The I-Team asked San Jose police to look up several case numbers provided to us by the resident. A spokesperson said they were either noise or music complaints. We asked further about three calls to 911 in one weekend.
One on Aug. 18 at 4:42 a.m. A spokesperson told the I-Team, police did not respond to that 911 call because a supervisor requested the information be turned over to the bureau of investigations for follow-up.
Police said another call on Aug. 19 at 4:58 a.m. was solely a music complaint and there was no police response.
In a final call to 911 on Aug. 20 at 4:08 a.m., San Jose police said communications personnel called the reporting party back for an update on the noise disturbance prior to dispatching officers. When unable to reach the caller for a status update, the call was cancelled.
In a follow-up email to ABC7 News, a spokesperson referred to the noise disturbance as a "low priority call."
"There isn't the sense of urgency that I think this situation is entitled to," said Benzinger.
A San Jose police spokesperson told the I-Team, public information officers and other department personnel were not available for interviews.
By email, the spokesperson told the I-Team SJPD was first made aware of the allegations in early August and that an investigation into what they call the illegal business is open and ongoing.
But the person hosting the parties told me he's not doing anything illegal.
I-Team reporter Melanie Woodrow called the number listed on the invitations and spoke with someone who identified himself as Fressh for 22 minutes. He told her the private parties are for friends and family and that his mom who lived in the townhome recently passed away. He denied charging money to get in or for bottle service and told ABC7 News that "200" for bottles referred to tokens, not dollars. He said the exotic dancers are entertainers, family and friends, not employees. He called the security guards his brothers and said they work a graveyard shift at nearby clubs and that if they're outside, it's because they're smoking.
In addition to SJPD, residents filed complaints with other agencies.
San Jose's Code Enforcement Deputy Director told the I-Team Code Enforcement has opened a case to investigate any potential zoning, building, or municipal code violations within (its) purview. Also that it is coordinating with SJPD on the issues at the townhome.
"Coordinate," said Benzinger. "Take care of this problem now before it gets worse."
The Department of Alcoholic Beverage Control told the I-Team it could not confirm or deny if its investigating but reiterated that it looks into every complaint received. Also that the sale of alcoholic beverages in California without an appropriate license is a misdemeanor violation of the Business and Professions Code.

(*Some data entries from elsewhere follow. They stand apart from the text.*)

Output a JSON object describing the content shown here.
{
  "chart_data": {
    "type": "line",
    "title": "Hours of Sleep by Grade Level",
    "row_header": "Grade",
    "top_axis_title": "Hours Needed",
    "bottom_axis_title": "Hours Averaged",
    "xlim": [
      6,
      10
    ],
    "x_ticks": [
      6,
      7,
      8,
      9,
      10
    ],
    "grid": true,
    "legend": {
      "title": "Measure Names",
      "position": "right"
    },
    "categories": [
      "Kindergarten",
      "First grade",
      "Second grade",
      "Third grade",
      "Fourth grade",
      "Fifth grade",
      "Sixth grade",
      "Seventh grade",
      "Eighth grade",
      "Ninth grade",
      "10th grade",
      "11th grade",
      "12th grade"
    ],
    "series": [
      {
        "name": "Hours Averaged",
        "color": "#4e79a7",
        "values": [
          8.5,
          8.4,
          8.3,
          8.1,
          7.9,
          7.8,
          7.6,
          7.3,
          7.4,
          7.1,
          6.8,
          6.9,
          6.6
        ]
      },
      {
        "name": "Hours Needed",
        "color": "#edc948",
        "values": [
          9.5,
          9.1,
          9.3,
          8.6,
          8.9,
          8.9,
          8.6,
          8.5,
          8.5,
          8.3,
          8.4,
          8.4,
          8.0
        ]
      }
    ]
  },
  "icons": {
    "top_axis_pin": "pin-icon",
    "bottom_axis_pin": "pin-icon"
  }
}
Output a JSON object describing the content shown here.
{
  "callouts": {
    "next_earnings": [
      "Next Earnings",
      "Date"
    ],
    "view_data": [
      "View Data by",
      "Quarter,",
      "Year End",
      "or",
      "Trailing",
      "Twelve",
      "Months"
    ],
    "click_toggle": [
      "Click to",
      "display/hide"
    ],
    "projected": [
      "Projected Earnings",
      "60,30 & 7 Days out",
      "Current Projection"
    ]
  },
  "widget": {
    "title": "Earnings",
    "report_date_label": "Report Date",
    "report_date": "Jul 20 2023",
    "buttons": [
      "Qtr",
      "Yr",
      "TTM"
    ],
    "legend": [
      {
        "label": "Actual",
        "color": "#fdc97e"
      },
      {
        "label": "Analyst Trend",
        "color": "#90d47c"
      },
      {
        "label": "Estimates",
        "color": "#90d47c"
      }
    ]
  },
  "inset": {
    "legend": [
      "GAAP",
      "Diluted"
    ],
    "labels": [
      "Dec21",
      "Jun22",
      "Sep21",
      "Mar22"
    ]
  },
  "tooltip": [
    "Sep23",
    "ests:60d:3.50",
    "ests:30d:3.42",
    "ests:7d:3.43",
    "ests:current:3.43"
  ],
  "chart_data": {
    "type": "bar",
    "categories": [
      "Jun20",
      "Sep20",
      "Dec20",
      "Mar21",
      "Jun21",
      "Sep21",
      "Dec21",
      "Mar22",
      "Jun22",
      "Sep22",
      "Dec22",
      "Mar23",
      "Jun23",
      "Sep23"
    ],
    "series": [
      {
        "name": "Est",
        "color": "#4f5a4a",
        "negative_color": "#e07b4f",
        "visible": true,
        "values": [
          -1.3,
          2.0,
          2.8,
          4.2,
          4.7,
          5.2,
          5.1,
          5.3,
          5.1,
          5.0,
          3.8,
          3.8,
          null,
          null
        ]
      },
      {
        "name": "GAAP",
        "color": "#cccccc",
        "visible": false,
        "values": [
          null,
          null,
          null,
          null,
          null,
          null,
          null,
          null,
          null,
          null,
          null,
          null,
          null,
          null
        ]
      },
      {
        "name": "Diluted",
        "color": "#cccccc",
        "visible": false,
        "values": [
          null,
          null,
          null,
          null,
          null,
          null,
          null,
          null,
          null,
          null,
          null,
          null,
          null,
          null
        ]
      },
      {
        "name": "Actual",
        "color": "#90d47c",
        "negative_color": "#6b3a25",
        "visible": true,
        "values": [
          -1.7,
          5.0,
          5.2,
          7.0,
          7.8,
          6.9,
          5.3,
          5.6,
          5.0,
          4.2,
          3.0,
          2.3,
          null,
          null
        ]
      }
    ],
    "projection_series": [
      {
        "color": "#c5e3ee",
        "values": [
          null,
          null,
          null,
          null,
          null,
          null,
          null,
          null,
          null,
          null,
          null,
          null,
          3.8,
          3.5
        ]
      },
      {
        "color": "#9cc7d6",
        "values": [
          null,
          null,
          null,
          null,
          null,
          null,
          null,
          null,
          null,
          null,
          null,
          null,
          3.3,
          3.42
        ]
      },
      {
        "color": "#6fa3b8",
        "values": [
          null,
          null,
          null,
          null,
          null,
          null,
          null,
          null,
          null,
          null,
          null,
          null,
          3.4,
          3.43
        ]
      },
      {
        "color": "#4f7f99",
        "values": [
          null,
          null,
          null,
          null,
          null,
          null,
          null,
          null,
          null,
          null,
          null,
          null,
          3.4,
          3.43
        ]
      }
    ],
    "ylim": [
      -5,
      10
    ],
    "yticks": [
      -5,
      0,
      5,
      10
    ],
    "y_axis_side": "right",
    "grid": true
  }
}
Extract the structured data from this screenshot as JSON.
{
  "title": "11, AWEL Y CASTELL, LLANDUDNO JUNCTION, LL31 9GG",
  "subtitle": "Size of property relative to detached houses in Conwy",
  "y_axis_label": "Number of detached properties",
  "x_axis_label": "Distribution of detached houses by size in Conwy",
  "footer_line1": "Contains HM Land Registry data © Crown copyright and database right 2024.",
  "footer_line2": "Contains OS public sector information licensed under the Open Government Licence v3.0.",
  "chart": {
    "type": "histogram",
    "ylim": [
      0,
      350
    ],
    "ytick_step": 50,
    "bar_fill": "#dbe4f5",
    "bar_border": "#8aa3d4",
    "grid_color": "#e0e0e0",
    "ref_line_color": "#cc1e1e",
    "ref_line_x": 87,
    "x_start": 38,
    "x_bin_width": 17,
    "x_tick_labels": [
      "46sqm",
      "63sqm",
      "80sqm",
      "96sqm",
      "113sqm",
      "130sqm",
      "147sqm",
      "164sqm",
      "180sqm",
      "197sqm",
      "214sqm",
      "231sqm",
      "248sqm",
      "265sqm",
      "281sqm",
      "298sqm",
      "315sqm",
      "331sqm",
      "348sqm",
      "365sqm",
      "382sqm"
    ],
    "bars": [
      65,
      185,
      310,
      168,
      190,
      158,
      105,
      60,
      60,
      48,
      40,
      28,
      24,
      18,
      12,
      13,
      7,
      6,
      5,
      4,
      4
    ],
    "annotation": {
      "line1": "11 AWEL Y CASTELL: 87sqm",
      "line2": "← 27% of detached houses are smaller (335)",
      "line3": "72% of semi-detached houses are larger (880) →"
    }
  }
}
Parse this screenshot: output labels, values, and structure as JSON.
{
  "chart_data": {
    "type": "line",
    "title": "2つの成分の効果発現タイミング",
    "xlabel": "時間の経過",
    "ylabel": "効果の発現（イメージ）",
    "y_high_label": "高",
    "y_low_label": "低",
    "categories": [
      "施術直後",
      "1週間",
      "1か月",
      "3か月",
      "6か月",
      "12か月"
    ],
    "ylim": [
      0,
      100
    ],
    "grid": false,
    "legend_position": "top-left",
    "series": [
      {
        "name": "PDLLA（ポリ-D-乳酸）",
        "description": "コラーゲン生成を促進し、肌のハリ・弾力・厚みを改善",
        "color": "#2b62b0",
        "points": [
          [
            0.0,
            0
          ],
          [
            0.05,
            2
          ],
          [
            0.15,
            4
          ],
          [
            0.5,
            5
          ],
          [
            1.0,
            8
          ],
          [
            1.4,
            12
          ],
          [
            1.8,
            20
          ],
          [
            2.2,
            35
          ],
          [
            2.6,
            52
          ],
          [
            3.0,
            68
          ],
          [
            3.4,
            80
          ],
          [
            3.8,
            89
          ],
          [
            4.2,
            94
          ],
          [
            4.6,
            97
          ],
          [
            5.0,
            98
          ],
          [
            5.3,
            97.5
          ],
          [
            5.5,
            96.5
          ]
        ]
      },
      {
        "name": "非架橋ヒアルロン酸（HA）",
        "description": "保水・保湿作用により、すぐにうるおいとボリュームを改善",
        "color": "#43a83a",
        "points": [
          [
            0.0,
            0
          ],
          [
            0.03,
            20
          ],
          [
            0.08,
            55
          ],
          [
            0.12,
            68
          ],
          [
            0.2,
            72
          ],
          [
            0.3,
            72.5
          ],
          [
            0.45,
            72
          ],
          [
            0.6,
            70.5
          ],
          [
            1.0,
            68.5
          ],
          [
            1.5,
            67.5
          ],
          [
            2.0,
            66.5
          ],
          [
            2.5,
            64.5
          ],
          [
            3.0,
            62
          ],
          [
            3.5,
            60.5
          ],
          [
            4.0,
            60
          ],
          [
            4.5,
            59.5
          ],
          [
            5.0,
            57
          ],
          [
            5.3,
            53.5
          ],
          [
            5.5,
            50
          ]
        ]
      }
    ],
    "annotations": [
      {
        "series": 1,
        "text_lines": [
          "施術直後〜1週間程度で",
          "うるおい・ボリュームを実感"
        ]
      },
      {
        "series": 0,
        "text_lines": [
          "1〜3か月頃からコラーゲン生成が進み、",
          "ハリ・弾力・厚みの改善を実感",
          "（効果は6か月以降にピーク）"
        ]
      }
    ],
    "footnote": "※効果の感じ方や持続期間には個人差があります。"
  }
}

An attorney for the Homeowners Association said the HOA had no comment.
Enforcement aside, a person who told ABC7 News she's been helping the landlord said an eviction process is underway, but also takes time. She texted Woodrow, "We are doing everything we can to get these people out asap while we are waiting for the court clerk to process the paperwork."
An effort the parties' host may be aware of. When ABC7 News shared neighbors' concerns with him on the phone, he apologized and offered to keep the music down. He also said he expects to leave within the next 20 days.
Thursday afternoon, a Sheriff's Deputy walked up the stairs and placed an eviction notice on the window giving the people inside until September 6th to leave or be forced out.
In the meantime, people who live here are at their wit's end.
"I really feel traumatized by it," said the resident.
"This is not safe, it's dangerous, and it's not just dangerous for me, it's a danger for everyone," she continued.
"It only takes one time for things to go terribly wrong," said Benzinger.